En passant

Jimmy P. : le choix de Josef Schovanec

24 Sep

Nous recevions samedi 13 septembre Josef Schovanec, docteur en philosophie, chercheur en sciences sociales et auteur d’un Éloge du voyage à l’usage des autistes et de ceux qui ne le sont pas assez, dans le cadre d’une projection-débat autour de la thématique : « Le dialogue est un voyage : s’ouvrir aux autres pour mieux se comprendre ».  Pour nous livrer ses réflexions sur le sujet, il a fait le choix du film d’Arnaud Desplechin, Jimmy P. (Psychothérapie d’un Indien des Plaines), inspiré du récit établi en 1951 par Georges Devereux, anthropologue et psychanalyste, pionnier de l’ethnopsychiatrie. Le film met en scène les rapports médicaux et humains du thérapeute avec son premier patient, un vétéran américain indien de la Seconde Guerre mondiale atteint de troubles post-traumatiques, troubles non seulement liés à son vécu personnel et ses rapports familiaux mais aussi à la confrontation de ses origines ethniques à la culture de l’Amérique blanche. 

Josef Schovanec

Affiche du film

 

 

 

 

 

 

 

 

 

 

 

Notre invité nous ayant lui-même suggéré ce film afin d’illustrer le sujet retenu pour cette séance, il nous a semblé pertinent de souligner les correspondances entre son ouvrage et le film de Desplechin.

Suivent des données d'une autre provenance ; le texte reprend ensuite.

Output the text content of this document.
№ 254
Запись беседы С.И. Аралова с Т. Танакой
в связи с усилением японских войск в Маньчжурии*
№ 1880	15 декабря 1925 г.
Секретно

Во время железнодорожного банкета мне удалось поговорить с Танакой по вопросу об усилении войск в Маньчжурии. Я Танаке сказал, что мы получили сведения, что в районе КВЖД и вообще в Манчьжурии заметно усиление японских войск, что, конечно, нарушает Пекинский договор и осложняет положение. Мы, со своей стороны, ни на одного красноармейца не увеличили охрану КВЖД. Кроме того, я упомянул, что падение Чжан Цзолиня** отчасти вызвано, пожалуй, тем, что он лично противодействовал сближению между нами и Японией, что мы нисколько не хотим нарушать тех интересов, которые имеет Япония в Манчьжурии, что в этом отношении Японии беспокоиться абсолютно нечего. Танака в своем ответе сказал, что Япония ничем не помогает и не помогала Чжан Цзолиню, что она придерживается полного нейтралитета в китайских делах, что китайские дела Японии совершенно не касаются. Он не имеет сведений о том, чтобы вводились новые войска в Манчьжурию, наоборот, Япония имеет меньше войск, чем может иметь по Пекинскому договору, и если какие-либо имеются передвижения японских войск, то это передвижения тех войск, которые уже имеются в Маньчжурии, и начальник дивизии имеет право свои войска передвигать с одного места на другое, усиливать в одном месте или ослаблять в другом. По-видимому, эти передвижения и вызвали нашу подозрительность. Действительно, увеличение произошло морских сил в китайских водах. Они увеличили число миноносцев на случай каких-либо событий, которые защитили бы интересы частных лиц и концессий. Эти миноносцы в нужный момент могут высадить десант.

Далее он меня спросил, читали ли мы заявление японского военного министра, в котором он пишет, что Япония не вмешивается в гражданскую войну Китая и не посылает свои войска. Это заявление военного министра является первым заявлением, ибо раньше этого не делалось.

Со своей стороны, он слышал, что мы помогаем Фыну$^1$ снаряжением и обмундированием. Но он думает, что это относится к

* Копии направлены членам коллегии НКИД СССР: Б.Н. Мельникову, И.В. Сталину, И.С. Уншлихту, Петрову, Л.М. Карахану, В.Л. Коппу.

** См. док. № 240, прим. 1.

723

  • La position de « marginal »

Elle s’applique à Jimmy Picard  autant qu’à Josef Schovanec dans la mesure où ils appartiennent tous deux à une minorité. L’un est un Indien Blackfoot qui se heurte à la toute-puissance des médecins blancs de l’époque ; l’autre, une « personne avec autisme » qui a su faire valoir sa différence et milite auprès des pouvoirs publics pour une meilleure prise en considération des personnes concernées. Juste après la projection, J. Schovanec a pris la parole pour mettre en perspective notre vision du monde, qu’il juge désespérément occidentalo-centrée et calquée sur une échelle de valeurs propres à la classe moyenne américaine blanche. A la spectatrice que l’introduction de J. Schovanec laissait quelque peu démunie, il assurera que la problématique du voyage comme réalisation de soi concerne potentiellement chacun d’entre nous et que ses rencontres avec des « gens de peu », tout particulièrement en Asie centrale, comptent parmi ses plus beaux souvenirs de voyage.

  • La thérapie

A la psychothérapie engagée par G. Devereux avec Jimmy P. répond le concept de « voyageothérapie » proposé par J. Schovanec dans son Éloge du voyage. Cet aspect de guérison via le voyage a fait l’objet d’une question à laquelle l’auteur a répondu en soulignant que la finalité du voyage est bien de nous obliger à lutter contre nos préjugés et que « mieux que nulle autre thérapie, [il] rend les traumatismes passés obsolètes. » Voilà pourquoi, à la personne qui s’interrogeait sur les éventuels peurs qu’il aurait pu éprouver lors de ses voyages, il signifiait que c’était précisément ces hasards et ces potentiels inconforts qui constituaient à la fois le moteur et la richesse de ces expériences-là.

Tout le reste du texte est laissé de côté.